Ed è piuttosto rilevante, dato che questa ricorrenza è l’appuntamento principale del decennio. Parlo dei missili (al Rungrado May Day Stadium, in occasione della ricorrenza dei settant’anni della Repubblica Popolare Democratica di Corea). A suo avviso, infatti, un’operazione politica così complicata avrebbe meritato l’assegnazione del Nobel per la pace a Trump, Kim John-un e al presidente della Corea del Sud, Moon Jae-in. Nel ripercorrere, capitolo dopo capitolo, i suoi viaggi nella Corea del Nord, Razzi ci propone una nord corea angelicata, dove non si sente la sofferenza di un popolo oppresso da una durissima dittatura. L’autore si limita solo a sfiorare il tema del ferreo controllo del regime e solo nei confronti dei turisti (quando lui deve chiedere il permesso per fotografare una vigilessa e quando, giunto al 28esimo parallelo, al confine con la Corea del Sud, un componente del suo gruppo, imprudentemente, scatta alcune fotografie).

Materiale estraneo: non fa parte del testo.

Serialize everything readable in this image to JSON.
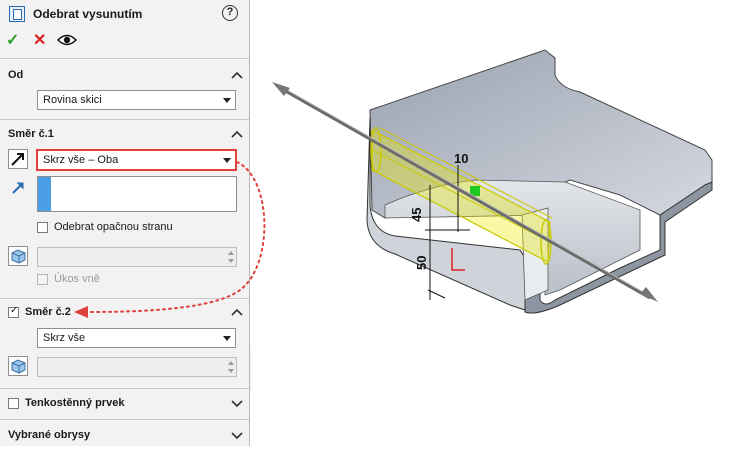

È un libro da leggere che, però, esclude le enormi sofferenze del popolo coreano, nonostante alcuni miglioramenti rispetto al passato: la sua è la nord Corea dei privilegiati e dei potenti. Non parla né dei dissidenti che, nei casi più fortunati, sono riusciti a fuggire all’estero, o sono costretti in campi per prigionieri politici, in campi di rieducazione e in campi di concentramento, né considera la società civile oppressa che non si lamenta e sopporta, solo perché “tiene famiglia”. Inoltre, non si può sottacere che gran parte dei nordcoreani sono denutriti (il rapporto Onu parla di 11 milioni di persone su una popolazione di 24 milioni), vivono in alloggi fatiscenti, manca spesso l’acqua e scarseggia l’elettricità (che nei rigidissimi inverni coreani significa soffrire terribilmente il freddo), lavorano duramente con pochi semplici attrezzi, l’accesso a internet è lentissimo e censurato e, poi, sono tenuti nell’assoluta ignoranza su quanto avviene nel mondo: le uniche notizie sono quelle imposte dal regime, una persona su 4 è al servizio della polizia segreta e la dimensione collettiva si sovrappone, fino ad annullare l’individuo.

Insomma, una dimensione tipica dei paesi comunisti che è del tutto assente nel libro di Razzi, ben scritto comunque, agile e veloce, tale da risultare di piacevole lettura. Sarebbe utile se nei suoi prossimi viaggi in Nord Corea, Razzi, facendo anche leva sugli ottimi rapporti che ha con i vertici del regime, spendesse qualche parola in favore delle libertà civili e che il suo prossimo libro possa essere dedicato alla società civile, oppressa di quel Paese.